Apple recently hired Frederic Jacobs, one of the developers of the secure messaging app "Signal," which is notably known as the encrypted messaging service that Edward Snowden uses "every day." Jacobs will be working on the CoreOS team as an intern this coming summer, where he'll help the company beef up the safety measures and encryption of iOS devices across the board (via Business Insider).
I'm delighted to announce that I accepted an offer to be working with the CoreOS security team at Apple this summer. — Frederic Jacobs (@FredericJacobs) February 25, 2016
In recent interviews, Jacobs voiced his opinion on where Apple could go with its security far before the friction with the FBI began.
In an interview last year, Jacobs said that one of his goals when coding Signal was that he "wanted to bring these strong cryptography techniques to iPhone users.”
"Apple’s service is not perfect," Jacobs told Technologist. "For example, its proprietary technology makes it impossible for the community to detect vulnerabilities and fix flaws. Signal is open, free, collaborative, and easy to use."
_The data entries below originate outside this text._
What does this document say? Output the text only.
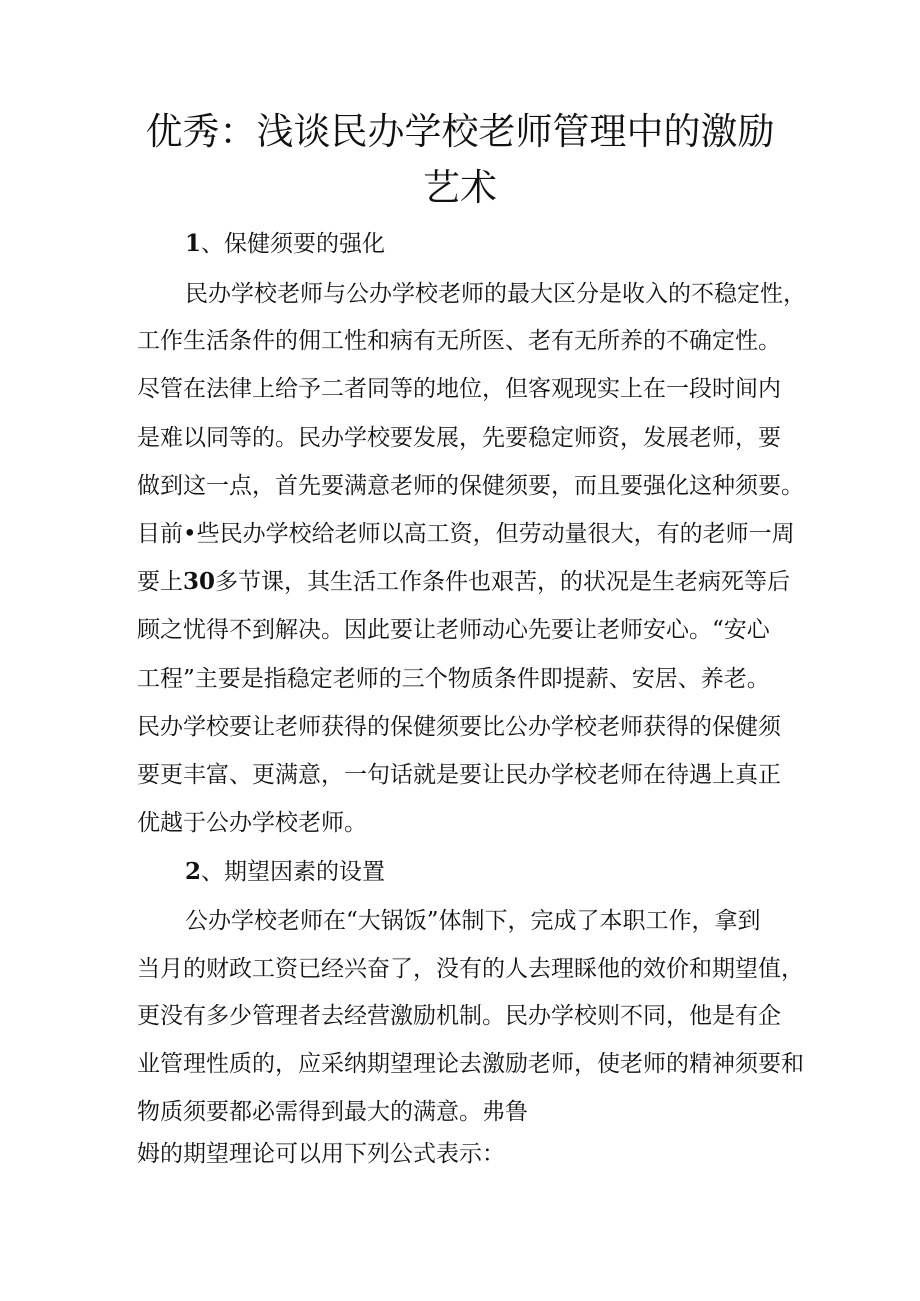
优秀：浅谈民办学校老师管理中的激励
艺术
1、保健须要的强化
民办学校老师与公办学校老师的最大区分是收入的不稳定性，
工作生活条件的佣工性和病有无所医、老有无所养的不确定性。
尽管在法律上给予二者同等的地位，但客观现实上在一段时间内
是难以同等的。民办学校要发展，先要稳定师资，发展老师，要
做到这一点，首先要满意老师的保健须要，而且要强化这种须要。
目前•些民办学校给老师以高工资，但劳动量很大，有的老师一周
要上30多节课，其生活工作条件也艰苦，的状况是生老病死等后
顾之忧得不到解决。因此要让老师动心先要让老师安心。“安心
工程”主要是指稳定老师的三个物质条件即提薪、安居、养老。
民办学校要让老师获得的保健须要比公办学校老师获得的保健须
要更丰富、更满意，一句话就是要让民办学校老师在待遇上真正
优越于公办学校老师。
2、期望因素的设置
公办学校老师在“大锅饭”体制下，完成了本职工作，拿到
当月的财政工资已经兴奋了，没有的人去理睬他的效价和期望值，
更没有多少管理者去经营激励机制。民办学校则不同，他是有企
业管理性质的，应采纳期望理论去激励老师，使老师的精神须要和
物质须要都必需得到最大的满意。弗鲁
姆的期望理论可以用下列公式表示：
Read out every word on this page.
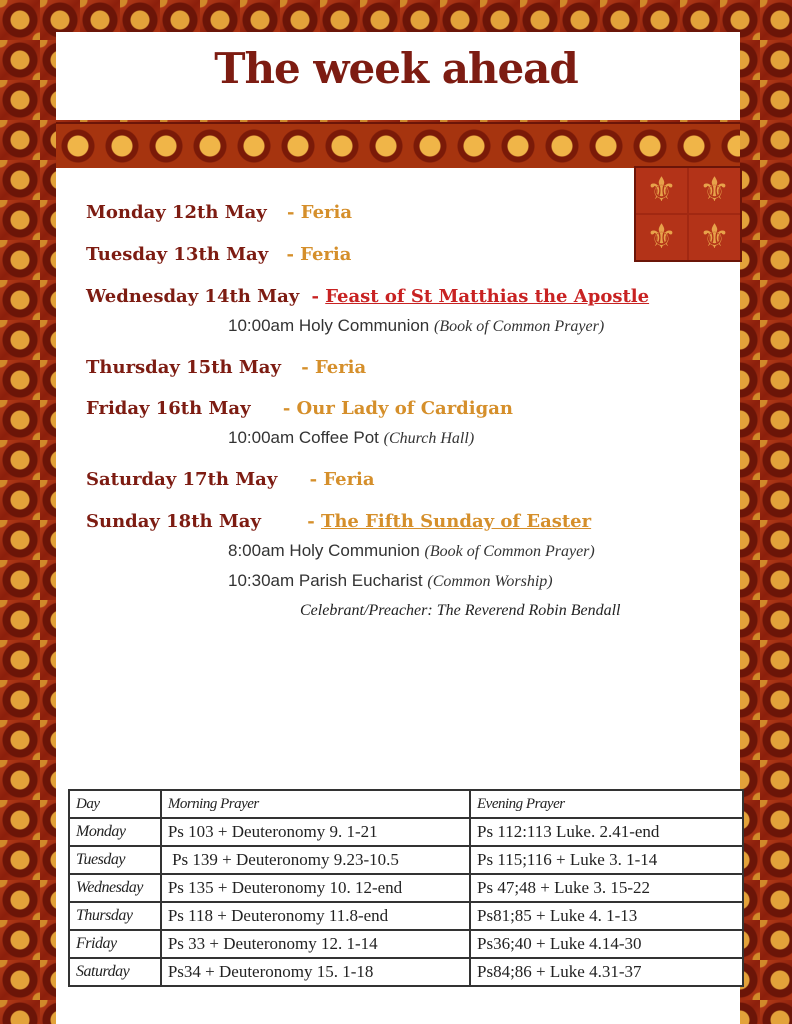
The week ahead
⚜ ⚜
⚜ ⚜
Monday 12th May - Feria
Tuesday 13th May - Feria
Wednesday 14th May - Feast of St Matthias the Apostle
10:00am Holy Communion (Book of Common Prayer)
Thursday 15th May - Feria
Friday 16th May - Our Lady of Cardigan
10:00am Coffee Pot (Church Hall)
Saturday 17th May - Feria
Sunday 18th May	- The Fifth Sunday of Easter
8:00am Holy Communion (Book of Common Prayer)
10:30am Parish Eucharist (Common Worship)
Celebrant/Preacher: The Reverend Robin Bendall
Day	Morning Prayer	Evening Prayer
Monday	Ps 103 + Deuteronomy 9. 1-21	Ps 112:113 Luke. 2.41-end
Tuesday	Ps 139 + Deuteronomy 9.23-10.5	Ps 115;116 + Luke 3. 1-14
Wednesday	Ps 135 + Deuteronomy 10. 12-end	Ps 47;48 + Luke 3. 15-22
Thursday	Ps 118 + Deuteronomy 11.8-end	Ps81;85 + Luke 4. 1-13
Friday	Ps 33 + Deuteronomy 12. 1-14	Ps36;40 + Luke 4.14-30
Saturday	Ps34 + Deuteronomy 15. 1-18	Ps84;86 + Luke 4.31-37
Last night in a thirty-minute interview with ABC, Cook focused on a fearful precedent that the FBI's request could make in terms of the risk of weaker smartphone encryption. He admitted that the company is in a "very uncomfortable position," and is sympathetic with the families of the San Bernardino victims, but believes Apple is ready to take the issue all the way to the Supreme Court if it lasts that long.